Question

The ratio of the longest wavelength in the Lyman series to the longest wavelength in the Balmer series in the spectrum of hydrogen is _______.

Answer 1

Wavelength:

The distance between two successive crests or troughs of a wave is known as its wavelength.

Lyman series:

It is the series of transitions and resulting emission lines of the hydrogen atom, as an electron goes from n > 1 to n = 1.

Balmer series:

It is the series of transitions and resulting emission lines of the hydrogen atom, as an electron goes from n > 2 to n = 2.

The spectrum of hydrogen:

1. When electrons in an atom or molecule absorb energy and become excited, they leap from a lower to a higher energy level, and when they return to their original states, they emit radiation.
2. This phenomenon also accounts for the hydrogen emission spectrum, sometimes known as the hydrogen emission spectrum.

Calculation:

Step 1: Given data

$n_1=1$

$n_2=2$

$n_3=3$

Step 2: Formula used

The wavelength for Lyman series,

${\lambda }_L=E_{n_2}-E_{n_1}\alpha (-\frac{1}{{n_1}^2}+\frac{1}{{n_2}^2})$

The wavelength for Balmer series,

${\lambda }_B=E_{n_3}-E_{n_2}\alpha (-\frac{1}{{n_1}^2}+\frac{1}{{n_2}^2})$

Step 3: Calculating the ratio

When the electron's energy transitions from n=2 to n=1, the Lyman Series wavelength will be the longest.

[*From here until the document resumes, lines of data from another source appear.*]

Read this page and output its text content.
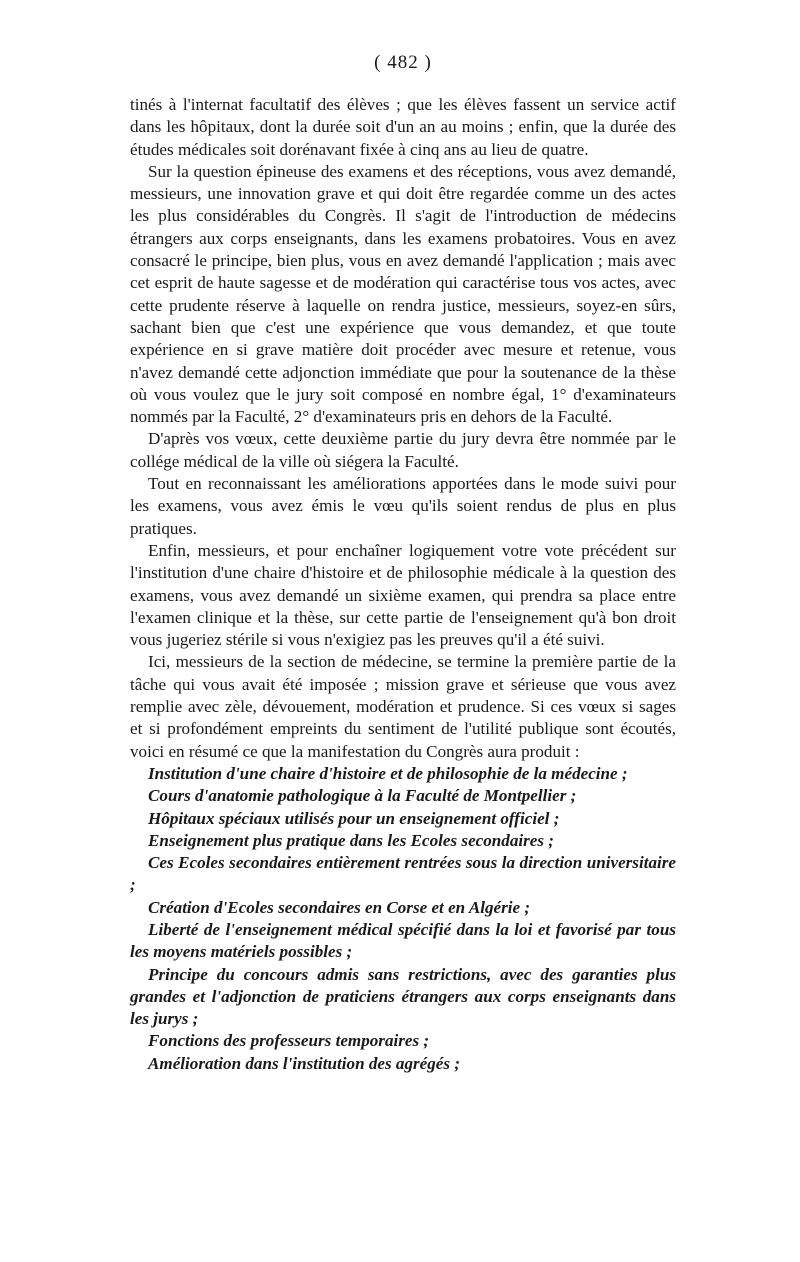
( 482 )

tinés à l'internat facultatif des élèves ; que les élèves fassent un service actif dans les hôpitaux, dont la durée soit d'un an au moins ; enfin, que la durée des études médicales soit dorénavant fixée à cinq ans au lieu de quatre.

Sur la question épineuse des examens et des réceptions, vous avez demandé, messieurs, une innovation grave et qui doit être regardée comme un des actes les plus considérables du Congrès. Il s'agit de l'introduction de médecins étrangers aux corps enseignants, dans les examens probatoires. Vous en avez consacré le principe, bien plus, vous en avez demandé l'application ; mais avec cet esprit de haute sagesse et de modération qui caractérise tous vos actes, avec cette prudente réserve à laquelle on rendra justice, messieurs, soyez-en sûrs, sachant bien que c'est une expérience que vous demandez, et que toute expérience en si grave matière doit procéder avec mesure et retenue, vous n'avez demandé cette adjonction immédiate que pour la soutenance de la thèse où vous voulez que le jury soit composé en nombre égal, 1° d'examinateurs nommés par la Faculté, 2° d'examinateurs pris en dehors de la Faculté.

D'après vos vœux, cette deuxième partie du jury devra être nommée par le collége médical de la ville où siégera la Faculté.

Tout en reconnaissant les améliorations apportées dans le mode suivi pour les examens, vous avez émis le vœu qu'ils soient rendus de plus en plus pratiques.

Enfin, messieurs, et pour enchaîner logiquement votre vote précédent sur l'institution d'une chaire d'histoire et de philosophie médicale à la question des examens, vous avez demandé un sixième examen, qui prendra sa place entre l'examen clinique et la thèse, sur cette partie de l'enseignement qu'à bon droit vous jugeriez stérile si vous n'exigiez pas les preuves qu'il a été suivi.

Ici, messieurs de la section de médecine, se termine la première partie de la tâche qui vous avait été imposée ; mission grave et sérieuse que vous avez remplie avec zèle, dévouement, modération et prudence. Si ces vœux si sages et si profondément empreints du sentiment de l'utilité publique sont écoutés, voici en résumé ce que la manifestation du Congrès aura produit :

Institution d'une chaire d'histoire et de philosophie de la médecine ;
Cours d'anatomie pathologique à la Faculté de Montpellier ;
Hôpitaux spéciaux utilisés pour un enseignement officiel ;
Enseignement plus pratique dans les Ecoles secondaires ;
Ces Ecoles secondaires entièrement rentrées sous la direction universitaire ;
Création d'Ecoles secondaires en Corse et en Algérie ;
Liberté de l'enseignement médical spécifié dans la loi et favorisé par tous les moyens matériels possibles ;
Principe du concours admis sans restrictions, avec des garanties plus grandes et l'adjonction de praticiens étrangers aux corps enseignants dans les jurys ;
Fonctions des professeurs temporaires ;
Amélioration dans l'institution des agrégés ;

${\lambda }_L=E_2-E_1\alpha (-\frac{1}{1^2}+\frac{1}{2^2})=\frac{3}{4}$

Here,

$E_2$ and $E_1$ are the energy of shell 2 and 1 respectively.

When the electron's energy transitions from n=3 to n=2, the Balmer Series wavelength will be the longest.

${\lambda }_B=E_3-E_2\alpha (-\frac{1}{3^2}+\frac{1}{2^2})=\frac{5}{36}$

Here,

$E_3$ and $E_2$ are the energy of shells 3 and 2 respectively.

The ratio of the longest wavelength in the Lyman series to the longest wavelength in the Balmer series

$$\begin{gathered} \frac{{\lambda }_L}{{\lambda }_B}=\frac{E_2-E_1}{E_3-E_2} \\ =\frac{\frac{3}{4}}{\frac{5}{36}} \\ =\frac{27}{5} \end{gathered}$$

Hence, $\frac{{\lambda }_L}{{\lambda }_B}=\frac{5}{27}$ as $E\propto \frac{1}{\lambda }$

Therefore, the ratio of the longest wavelength in the Lyman series to the longest wavelength in the Balmer series in the spectrum of hydrogen is $\frac{5}{27}$.